Voici pour changer une salade qui peut aussi bien se manger tiède que froide, au choix… Pleine de contrastes, elle est délicieuse et vitaminée!

Salade de riz sauvage aux pois chiches et à la féta

adapté du Good Food Février 08

Pour 4 personnes
Prep 5 minutes
Cuisson 25 minutes (pas pour moi car j’ai pris du riz bio complet… )

250g de riz mélangés (basmati et sauvage, ou bien le mélange de 3 riz Taureau ailé, moi j’ai pris riz complet bio et riz sauvage bio)
1 boite de 400g de pois chiches, rincés et égouttés
100g cranberries séchées
1 oignon rouge émincé finement en demi rondelles
1 gousse d’ail écrasée
3 csoupe huile olive
2 csoupe jus de citron (et en rajouter au goût si nécessaire)
1 paquet de 200g de féta, coupé en petits dés
une poignée de persil, ciselé.
sel, poivre QS

Suivant le ou les riz que vous utilisez, respectez les temps de cuisson indiqués sur les paquets. Cela peut, comme pour moi, signifier de cuire 2 ou 3 riz dans 2 ou 3 casseroles différentes…
La recette dit de cuire le riz et d’ajouter les pois chiches 4 minutes avant la fin de la cuisson. J’ai déjà vu en effet des pois chiches non cuits vendus en conserve. Je pense qu’ils sont quand même un peu cuits, mais je n’en suis pas sûre. En tout cas ceux que j’utilise sont bien cuits, et je ne rajouterai pas de cuisson de peur qu’ils partent en purée!
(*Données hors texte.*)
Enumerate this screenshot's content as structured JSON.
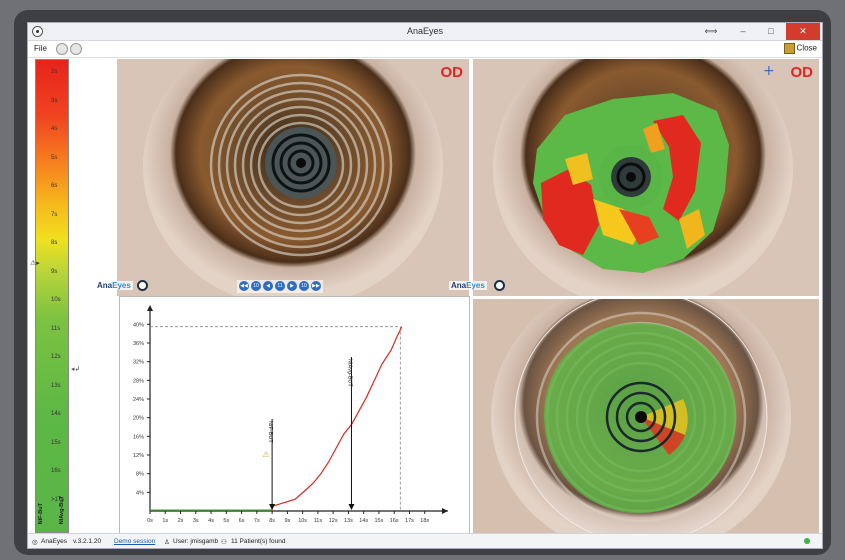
{
  "window": {
    "title": "AnaEyes",
    "controls": [
      "⟺",
      "–",
      "□",
      "✕"
    ]
  },
  "menu": {
    "file": "File",
    "close": "Close"
  },
  "scale": {
    "ticks": [
      "2s",
      "3s",
      "4s",
      "5s",
      "6s",
      "7s",
      "8s",
      "9s",
      "10s",
      "11s",
      "12s",
      "13s",
      "14s",
      "15s",
      "16s",
      ">17s"
    ],
    "left_label": "NIF-BuT",
    "right_label": "NIAvg-BuT"
  },
  "overlays": {
    "od": "OD"
  },
  "logo": {
    "part1": "Ana",
    "part2": "Eyes"
  },
  "nav_buttons": [
    "◀◀",
    "10",
    "◀",
    "11",
    "▶",
    "10",
    "▶▶"
  ],
  "chart_data": {
    "type": "line",
    "x": [
      "0s",
      "1s",
      "2s",
      "3s",
      "4s",
      "5s",
      "6s",
      "7s",
      "8s",
      "9s",
      "10s",
      "11s",
      "12s",
      "13s",
      "14s",
      "15s",
      "16s",
      "17s",
      "18s"
    ],
    "y_ticks": [
      "4%",
      "8%",
      "12%",
      "16%",
      "20%",
      "24%",
      "28%",
      "32%",
      "36%",
      "40%"
    ],
    "ylim": [
      0,
      42
    ],
    "xlim": [
      0,
      19
    ],
    "series": [
      {
        "points": [
          [
            0,
            0
          ],
          [
            8.0,
            0
          ],
          [
            8.0,
            1.0
          ],
          [
            8.8,
            1.8
          ],
          [
            9.5,
            2.5
          ],
          [
            10.2,
            4.5
          ],
          [
            10.7,
            6.0
          ],
          [
            11.2,
            8.0
          ],
          [
            11.7,
            10.5
          ],
          [
            12.2,
            13.5
          ],
          [
            12.7,
            16.5
          ],
          [
            13.2,
            18.5
          ],
          [
            13.7,
            21.5
          ],
          [
            14.2,
            24.5
          ],
          [
            14.7,
            28.0
          ],
          [
            15.2,
            31.5
          ],
          [
            15.8,
            34.5
          ],
          [
            16.2,
            37.5
          ],
          [
            16.5,
            39.5
          ]
        ]
      }
    ],
    "annotations": [
      {
        "label": "NIF-BUT",
        "x": 8.0
      },
      {
        "label": "NIAvg-BUT",
        "x": 13.2
      }
    ],
    "max_y_line": 39.5,
    "max_x_line": 16.4,
    "colors": {
      "line": "#d42b1f",
      "baseline": "#62b34a",
      "axis": "#222"
    }
  },
  "status": {
    "app": "AnaEyes",
    "version": "v.3.2.1.20",
    "demo": "Demo session",
    "user": "User: jmisgamb",
    "patients": "11 Patient(s) found"
  }
}
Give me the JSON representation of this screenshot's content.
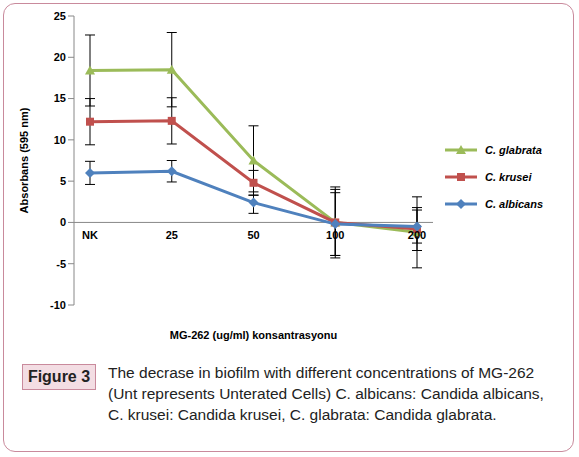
{
  "chart_data": {
    "type": "line",
    "y_label": "Absorbans (595 nm)",
    "x_label": "MG-262 (ug/ml) konsantrasyonu",
    "categories": [
      "NK",
      "25",
      "50",
      "100",
      "200"
    ],
    "ylim": [
      -10,
      25
    ],
    "yticks": [
      -10,
      -5,
      0,
      5,
      10,
      15,
      20,
      25
    ],
    "grid": false,
    "legend": "right",
    "series": [
      {
        "name": "C. glabrata",
        "color": "#9BBB59",
        "marker": "triangle",
        "values": [
          18.4,
          18.5,
          7.5,
          0.0,
          -1.2
        ],
        "errors": [
          4.3,
          4.5,
          4.2,
          4.3,
          4.3
        ]
      },
      {
        "name": "C. krusei",
        "color": "#C0504D",
        "marker": "square",
        "values": [
          12.2,
          12.3,
          4.8,
          0.0,
          -0.8
        ],
        "errors": [
          2.8,
          2.8,
          1.5,
          4.0,
          2.6
        ]
      },
      {
        "name": "C. albicans",
        "color": "#4F81BD",
        "marker": "diamond",
        "values": [
          6.0,
          6.2,
          2.4,
          -0.2,
          -0.5
        ],
        "errors": [
          1.4,
          1.3,
          1.3,
          3.8,
          2.0
        ]
      }
    ]
  },
  "caption": {
    "label": "Figure 3",
    "text": "The decrase in biofilm with different concentrations of MG-262 (Unt represents Unterated Cells) C. albicans: Candida albicans, C. krusei: Candida krusei, C. glabrata: Candida glabrata."
  }
}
Je me contente donc d’égoutter mes pois chiches dans une passoire et d’y égoutter  mon riz par dessus!
Une fois le riz et les pois chiches légèrement refroidis, les verser dans un saladier et ajouter l’oignon émincé et les cranberries, mélanger.
Dans un bol, fouetter ail, huile d’olive, jus de citron, sel, poivre, verser sue la salade, mélanger. Goûter rectifier l’assaisonnement. C’est toujours là que je rajoute du citron… 😉
Ajouter enfin les dés de féta, presque tout le persil, mélanger délicatement.

Répartir sur assiettes et saupoudrer du persil restant.